National Paralysis
In a few days it will be 12 months since Zanu PF regained total control of the State in Zimbabwe. They have to contend with a new Constitution - the one element in the GPA that they could not circumvent but clearly they have a strategy to deal with that problem by simply fudging its implementation and delaying the required legislative changes to our laws.
However the main outcome of the election has not been progress, recovery and growth. Instead our economy has voted "no confidence" in the Zanu PF regime in very clear terms. The stock market was the first casualty - declining immediately by 30 per cent and this decline has continued with an 8 per cent decline so far this year. Then we saw cash and capital flight - the former out of the formal sector and the banks and retreating back into the informal sector, the latter out of the country and back to safer havens.
Since July 2013, 23 per cent of our commercial banks have either ceased to operate or have been placed in receivership with the total loss of depositor's funds. All other banks report high levels of non-performing loans and significant write downs of their loan portfolio's as well as very tight liquidity conditions. Hundreds of firms have taken the easy way out and gone into liquidation and many others are simply not paying their creditors or staff. Nearly all State enterprises are technically insolvent, including the Reserve Bank.
As a consequence, the rapid recovery in economic activity that characterized the four years under the control of the GNU, raising revenues to the State from US$280 million in 2008 to US$4 billion in 2012, has not only halted but has actually started to decline. The response of the government through its tax agencies has been to intensify collections and to strip many State controlled funds of any accumulated surpluses. They have also borrowed funds from anyone who would make such funds available. As a consequence it is rumored that they have accumulated nearly a billion dollars of new domestic debt. Whatever the size of the debt and to whom it is owed, it is unsustainable and will only exacerbate the economic problems of the regime this year.

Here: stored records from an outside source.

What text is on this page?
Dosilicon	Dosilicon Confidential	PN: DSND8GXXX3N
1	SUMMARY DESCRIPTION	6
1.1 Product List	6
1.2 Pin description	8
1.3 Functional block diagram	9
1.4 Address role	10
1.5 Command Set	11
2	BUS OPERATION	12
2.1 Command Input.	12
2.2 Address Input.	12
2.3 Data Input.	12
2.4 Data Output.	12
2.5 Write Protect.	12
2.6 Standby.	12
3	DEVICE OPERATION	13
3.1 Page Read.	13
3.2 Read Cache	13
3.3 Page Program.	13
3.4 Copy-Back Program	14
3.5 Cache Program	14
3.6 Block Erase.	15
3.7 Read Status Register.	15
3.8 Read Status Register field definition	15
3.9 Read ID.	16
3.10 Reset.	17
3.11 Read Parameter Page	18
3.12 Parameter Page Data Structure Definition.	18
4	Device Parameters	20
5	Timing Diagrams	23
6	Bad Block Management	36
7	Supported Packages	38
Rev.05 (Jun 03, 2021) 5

In its international relations the situation has also deteriorated. We have possibly the worst possible candidate as Minister of Foreign Affairs that we could have had. In addition, after six months of trying to work out what had happened in 2013, nearly all significant foreign governments have concluded that the GPA/GNU was a failure, that if anything the humanitarian and political situation in Zimbabwe has deteriorated and that the prospects for reform and improved governance have deteriorated. They have scaled back their involvement and reduced aid flows and have focused their attentions on other regions with problems that are either more directly concerned with their own interests or constitute a real threat to global security and stability.